Nah, bisakah pemikiran di atas sekarang dikenakan untuk orang-orang ini dan kejadian ini? Orang Nias yang banyak memeluk agama kristen menderita akibat gempa bumi, sedangkan orang-orang muslim di belahan padang bahagia merayakan kehidupan mereka? Apakah orang-orang Nias yang menderita adalah orang-orang yang sedang ditegur Allah? Apakah teguran itu mengingatkan kepada mereka bahwa keyakinan mereka atau tindakan mereka salah?  

Menjadi tidak masuk di akal lagi, manakala kejadian itu masih dikaitkan dengan hari baik. Kejadian tragis itu terjadi setelah Paskah: Tuhan bangkit. Kebangkitan Tuhan mengapa justru membawa kesengsaraan bagi orang-orang kristen? apakah Allah orang Kristen memakai hari orang Kristen untuk menegur orang Kristen?

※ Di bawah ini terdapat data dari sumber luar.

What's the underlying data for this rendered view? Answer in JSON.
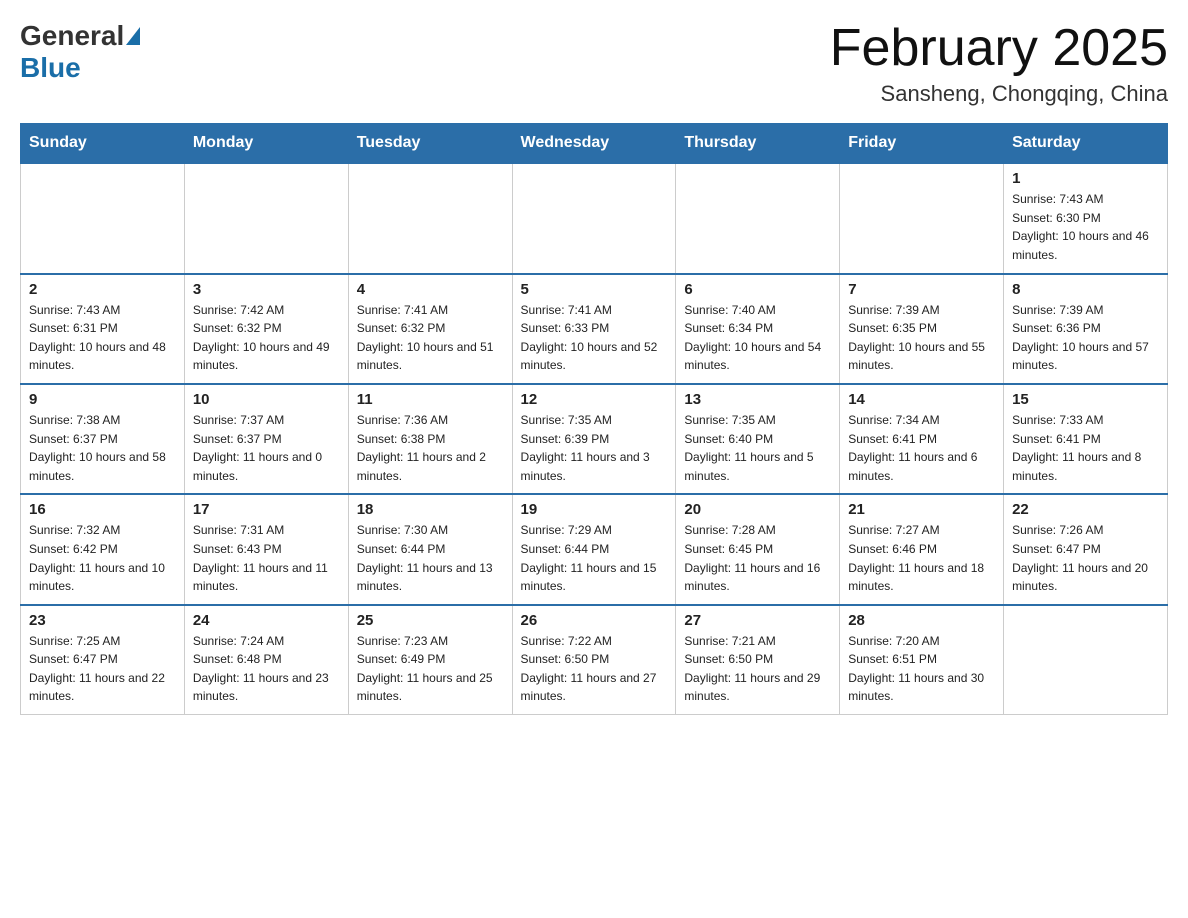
{
  "header": {
    "logo": {
      "general": "General",
      "blue": "Blue"
    },
    "title": "February 2025",
    "subtitle": "Sansheng, Chongqing, China"
  },
  "weekdays": [
    "Sunday",
    "Monday",
    "Tuesday",
    "Wednesday",
    "Thursday",
    "Friday",
    "Saturday"
  ],
  "weeks": [
    [
      null,
      null,
      null,
      null,
      null,
      null,
      {
        "day": "1",
        "sunrise": "Sunrise: 7:43 AM",
        "sunset": "Sunset: 6:30 PM",
        "daylight": "Daylight: 10 hours and 46 minutes."
      }
    ],
    [
      {
        "day": "2",
        "sunrise": "Sunrise: 7:43 AM",
        "sunset": "Sunset: 6:31 PM",
        "daylight": "Daylight: 10 hours and 48 minutes."
      },
      {
        "day": "3",
        "sunrise": "Sunrise: 7:42 AM",
        "sunset": "Sunset: 6:32 PM",
        "daylight": "Daylight: 10 hours and 49 minutes."
      },
      {
        "day": "4",
        "sunrise": "Sunrise: 7:41 AM",
        "sunset": "Sunset: 6:32 PM",
        "daylight": "Daylight: 10 hours and 51 minutes."
      },
      {
        "day": "5",
        "sunrise": "Sunrise: 7:41 AM",
        "sunset": "Sunset: 6:33 PM",
        "daylight": "Daylight: 10 hours and 52 minutes."
      },
      {
        "day": "6",
        "sunrise": "Sunrise: 7:40 AM",
        "sunset": "Sunset: 6:34 PM",
        "daylight": "Daylight: 10 hours and 54 minutes."
      },
      {
        "day": "7",
        "sunrise": "Sunrise: 7:39 AM",
        "sunset": "Sunset: 6:35 PM",
        "daylight": "Daylight: 10 hours and 55 minutes."
      },
      {
        "day": "8",
        "sunrise": "Sunrise: 7:39 AM",
        "sunset": "Sunset: 6:36 PM",
        "daylight": "Daylight: 10 hours and 57 minutes."
      }
    ],
    [
      {
        "day": "9",
        "sunrise": "Sunrise: 7:38 AM",
        "sunset": "Sunset: 6:37 PM",
        "daylight": "Daylight: 10 hours and 58 minutes."
      },
      {
        "day": "10",
        "sunrise": "Sunrise: 7:37 AM",
        "sunset": "Sunset: 6:37 PM",
        "daylight": "Daylight: 11 hours and 0 minutes."
      },
      {
        "day": "11",
        "sunrise": "Sunrise: 7:36 AM",
        "sunset": "Sunset: 6:38 PM",
        "daylight": "Daylight: 11 hours and 2 minutes."
      },
      {
        "day": "12",
        "sunrise": "Sunrise: 7:35 AM",
        "sunset": "Sunset: 6:39 PM",
        "daylight": "Daylight: 11 hours and 3 minutes."
      },
      {
        "day": "13",
        "sunrise": "Sunrise: 7:35 AM",
        "sunset": "Sunset: 6:40 PM",
        "daylight": "Daylight: 11 hours and 5 minutes."
      },
      {
        "day": "14",
        "sunrise": "Sunrise: 7:34 AM",
        "sunset": "Sunset: 6:41 PM",
        "daylight": "Daylight: 11 hours and 6 minutes."
      },
      {
        "day": "15",
        "sunrise": "Sunrise: 7:33 AM",
        "sunset": "Sunset: 6:41 PM",
        "daylight": "Daylight: 11 hours and 8 minutes."
      }
    ],
    [
      {
        "day": "16",
        "sunrise": "Sunrise: 7:32 AM",
        "sunset": "Sunset: 6:42 PM",
        "daylight": "Daylight: 11 hours and 10 minutes."
      },
      {
        "day": "17",
        "sunrise": "Sunrise: 7:31 AM",
        "sunset": "Sunset: 6:43 PM",
        "daylight": "Daylight: 11 hours and 11 minutes."
      },
      {
        "day": "18",
        "sunrise": "Sunrise: 7:30 AM",
        "sunset": "Sunset: 6:44 PM",
        "daylight": "Daylight: 11 hours and 13 minutes."
      },
      {
        "day": "19",
        "sunrise": "Sunrise: 7:29 AM",
        "sunset": "Sunset: 6:44 PM",
        "daylight": "Daylight: 11 hours and 15 minutes."
      },
      {
        "day": "20",
        "sunrise": "Sunrise: 7:28 AM",
        "sunset": "Sunset: 6:45 PM",
        "daylight": "Daylight: 11 hours and 16 minutes."
      },
      {
        "day": "21",
        "sunrise": "Sunrise: 7:27 AM",
        "sunset": "Sunset: 6:46 PM",
        "daylight": "Daylight: 11 hours and 18 minutes."
      },
      {
        "day": "22",
        "sunrise": "Sunrise: 7:26 AM",
        "sunset": "Sunset: 6:47 PM",
        "daylight": "Daylight: 11 hours and 20 minutes."
      }
    ],
    [
      {
        "day": "23",
        "sunrise": "Sunrise: 7:25 AM",
        "sunset": "Sunset: 6:47 PM",
        "daylight": "Daylight: 11 hours and 22 minutes."
      },
      {
        "day": "24",
        "sunrise": "Sunrise: 7:24 AM",
        "sunset": "Sunset: 6:48 PM",
        "daylight": "Daylight: 11 hours and 23 minutes."
      },
      {
        "day": "25",
        "sunrise": "Sunrise: 7:23 AM",
        "sunset": "Sunset: 6:49 PM",
        "daylight": "Daylight: 11 hours and 25 minutes."
      },
      {
        "day": "26",
        "sunrise": "Sunrise: 7:22 AM",
        "sunset": "Sunset: 6:50 PM",
        "daylight": "Daylight: 11 hours and 27 minutes."
      },
      {
        "day": "27",
        "sunrise": "Sunrise: 7:21 AM",
        "sunset": "Sunset: 6:50 PM",
        "daylight": "Daylight: 11 hours and 29 minutes."
      },
      {
        "day": "28",
        "sunrise": "Sunrise: 7:20 AM",
        "sunset": "Sunset: 6:51 PM",
        "daylight": "Daylight: 11 hours and 30 minutes."
      },
      null
    ]
  ]
}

Apakah hari baik orang Jawa menjadi pertanda hari buruk bagi orang Kristen? Apakah agama Jawa lebih baik dari agama Kristen? Apakah Allahnya orang jawa sedang menegur Allahnya orang Kristen?  Jogja menangis terjadi pada tanggal 27 Mei 2006. Gempa bumi berpusat di pantai selatan pulau Jawa. Gempa tersebut menghancurkan banyak bangunan tembok-tembok kokoh kota Jogjakarta. Hampir 6.000 nyawa orang jawa melayang akibat gempa. Beribu-ribu orang meringis menderita tertimpa bebatuan. Kelaparan mengintip para korban bencana dari hari ke hari.  Nasib masa depan penduduk jogja suram.  

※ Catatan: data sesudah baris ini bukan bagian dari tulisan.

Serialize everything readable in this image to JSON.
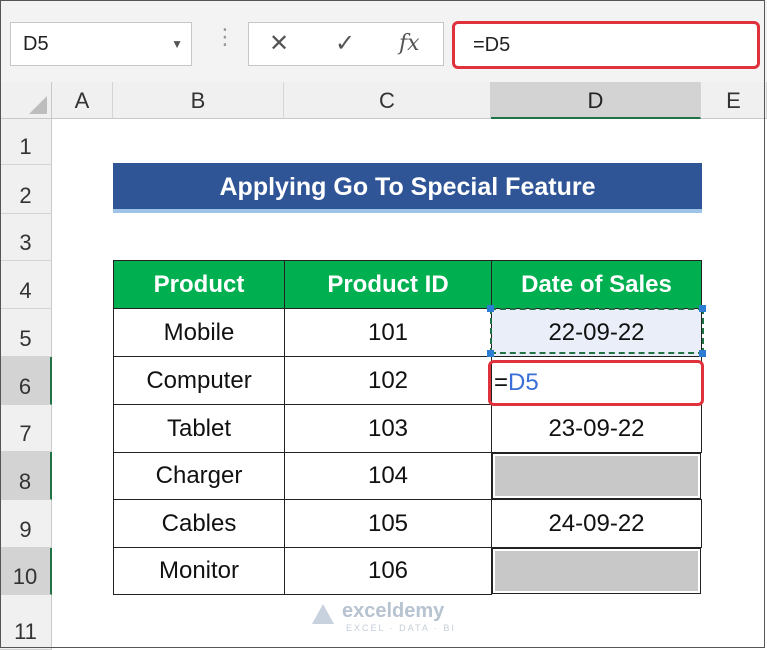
{
  "formula_bar": {
    "name_box": "D5",
    "cancel_icon": "✕",
    "enter_icon": "✓",
    "fx_icon": "fx",
    "formula": "=D5"
  },
  "columns": [
    "A",
    "B",
    "C",
    "D",
    "E"
  ],
  "rows": [
    "1",
    "2",
    "3",
    "4",
    "5",
    "6",
    "7",
    "8",
    "9",
    "10",
    "11"
  ],
  "title": "Applying Go To Special Feature",
  "table": {
    "headers": [
      "Product",
      "Product ID",
      "Date of Sales"
    ],
    "rows": [
      [
        "Mobile",
        "101",
        "22-09-22"
      ],
      [
        "Computer",
        "102",
        "=D5"
      ],
      [
        "Tablet",
        "103",
        "23-09-22"
      ],
      [
        "Charger",
        "104",
        ""
      ],
      [
        "Cables",
        "105",
        "24-09-22"
      ],
      [
        "Monitor",
        "106",
        ""
      ]
    ]
  },
  "edit_cell": {
    "prefix": "=",
    "ref": "D5"
  },
  "watermark": {
    "name": "exceldemy",
    "tagline": "EXCEL · DATA · BI"
  },
  "colors": {
    "title_bg": "#2f5597",
    "header_bg": "#00b050",
    "highlight": "#e0323c",
    "blank_cell": "#c8c8c8"
  }
}
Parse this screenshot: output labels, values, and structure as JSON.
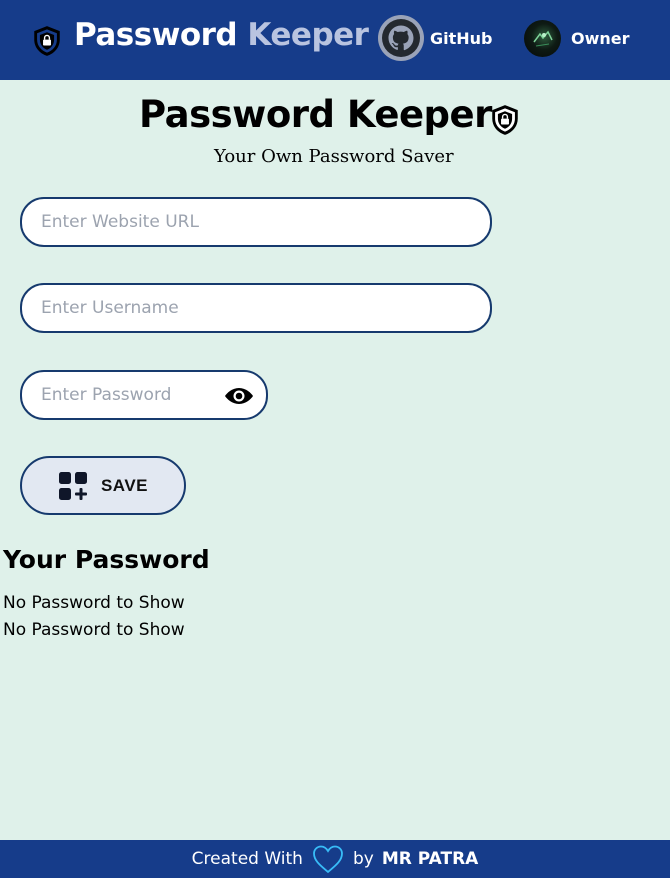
{
  "navbar": {
    "brand_part1": "Password",
    "brand_part2": "Keeper",
    "github_label": "GitHub",
    "owner_label": "Owner"
  },
  "header": {
    "title": "Password Keeper",
    "tagline": "Your Own Password Saver"
  },
  "form": {
    "url_placeholder": "Enter Website URL",
    "username_placeholder": "Enter Username",
    "password_placeholder": "Enter Password",
    "url_value": "",
    "username_value": "",
    "password_value": "",
    "save_label": "SAVE"
  },
  "passwords": {
    "title": "Your Password",
    "messages": [
      "No Password to Show",
      "No Password to Show"
    ]
  },
  "footer": {
    "prefix": "Created With",
    "by": "by",
    "author": "MR PATRA"
  },
  "colors": {
    "navbar_bg": "#163c8a",
    "page_bg": "#dff1ea",
    "border": "#163a6e",
    "heart": "#38bdf8"
  },
  "icons": {
    "brand": "shield-lock-icon",
    "github": "github-icon",
    "title": "shield-lock-icon",
    "password_toggle": "eye-icon",
    "save": "add-grid-icon",
    "footer": "heart-icon"
  }
}
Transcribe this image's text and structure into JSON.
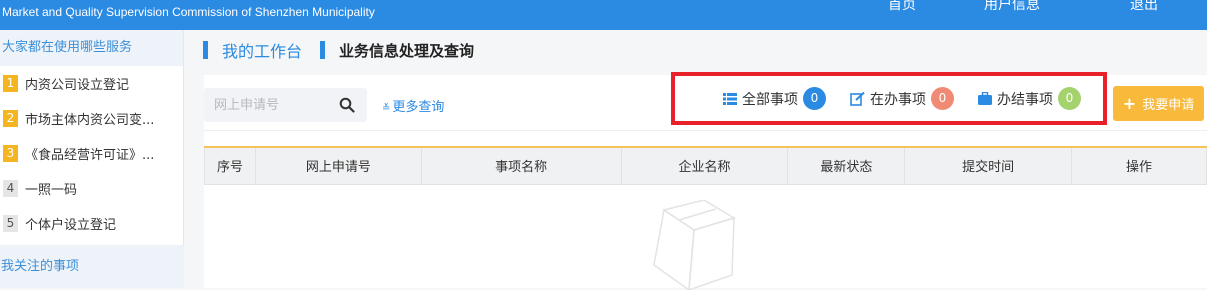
{
  "header": {
    "subtitle": "Market and Quality Supervision Commission of Shenzhen Municipality",
    "nav": [
      "首页",
      "用户信息",
      "退出"
    ]
  },
  "sidebar": {
    "heading": "大家都在使用哪些服务",
    "items": [
      {
        "num": "1",
        "label": "内资公司设立登记",
        "hot": true
      },
      {
        "num": "2",
        "label": "市场主体内资公司变...",
        "hot": true
      },
      {
        "num": "3",
        "label": "《食品经营许可证》...",
        "hot": true
      },
      {
        "num": "4",
        "label": "一照一码",
        "hot": false
      },
      {
        "num": "5",
        "label": "个体户设立登记",
        "hot": false
      }
    ],
    "footer": "我关注的事项"
  },
  "breadcrumb": {
    "first": "我的工作台",
    "second": "业务信息处理及查询"
  },
  "search": {
    "placeholder": "网上申请号",
    "more_label": "更多查询"
  },
  "status_filters": [
    {
      "label": "全部事项",
      "count": "0",
      "color": "#2b8ae2",
      "icon": "list-icon"
    },
    {
      "label": "在办事项",
      "count": "0",
      "color": "#f08a74",
      "icon": "edit-icon"
    },
    {
      "label": "办结事项",
      "count": "0",
      "color": "#a4d26c",
      "icon": "briefcase-icon"
    }
  ],
  "apply_button": "我要申请",
  "table": {
    "columns": [
      "序号",
      "网上申请号",
      "事项名称",
      "企业名称",
      "最新状态",
      "提交时间",
      "操作"
    ]
  },
  "colors": {
    "primary": "#2b8ae2",
    "accent": "#f9b93a",
    "highlight_border": "#e8202a"
  }
}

Bagi orang Jawa hari itu adalah hari sial. Sebaliknya bagi orang katolik hari itu adalah “hari baik”. Penulis mengatakan baik karena hari bencana alam ini bertepatan dengan hari kenaikan Yesus ke surga. Orang katolik bersorak gembira merayakan kenaikan Tuhan. Kenaikan Tuhan bertepatan dengan gempa bumi di Jogja. Orang-orang Katolik berbahagia merayakan kenaikan Tuhan, orang Jawa menangis tertimpa bencana Alam. Hari itu baik untuk orang katolik, tetapi bencana bagi para korban gempa bumi. Apakah lalu kita berani menarik kesimpulan bahwa orang katolik paling benar sedangkan orang Jawa dan beragama Jawa adalah sesat dengan bukti-bukti tersebut? Apakah pola pemikiran bangsa Yahudi pada jaman perjanjian lama menjadi patokan di sini: siapa yang menderita berarti berdosa, sedangkan yang bahagia adalah orang yang benar, saleh dan terberkati? 

Dosa dan suci adalah urusan Tuhan. Patokan dosa atau tidak itu khan bisa  tergantung dari persepsi orang. Bagi mereka benar, tetapi bagi kami salah. Bagi kami benar, bagi orang lain salah. Bagi kami salah, bagi mereka adalah benar. Satu sisi orang bisa menganggap paling benar dan menyalahkan orang lain, atau sebaliknya. Padahal sangat mungkin sekali salah atau benar ditentukan oleh latarbelakang tiap orang. Keyakinan yang berbeda bisa menyebabkan hasil penilaian dari satu peristiwa berbeda. Orang yang berbeda kebudayaan bisa menghasilkan perbedaan dalam memandang satu masalah. Perbedaan pendidikan  orang pun akan mempunyai perbedaan hasil di akhir penilaian kalau memandang satu masalah.  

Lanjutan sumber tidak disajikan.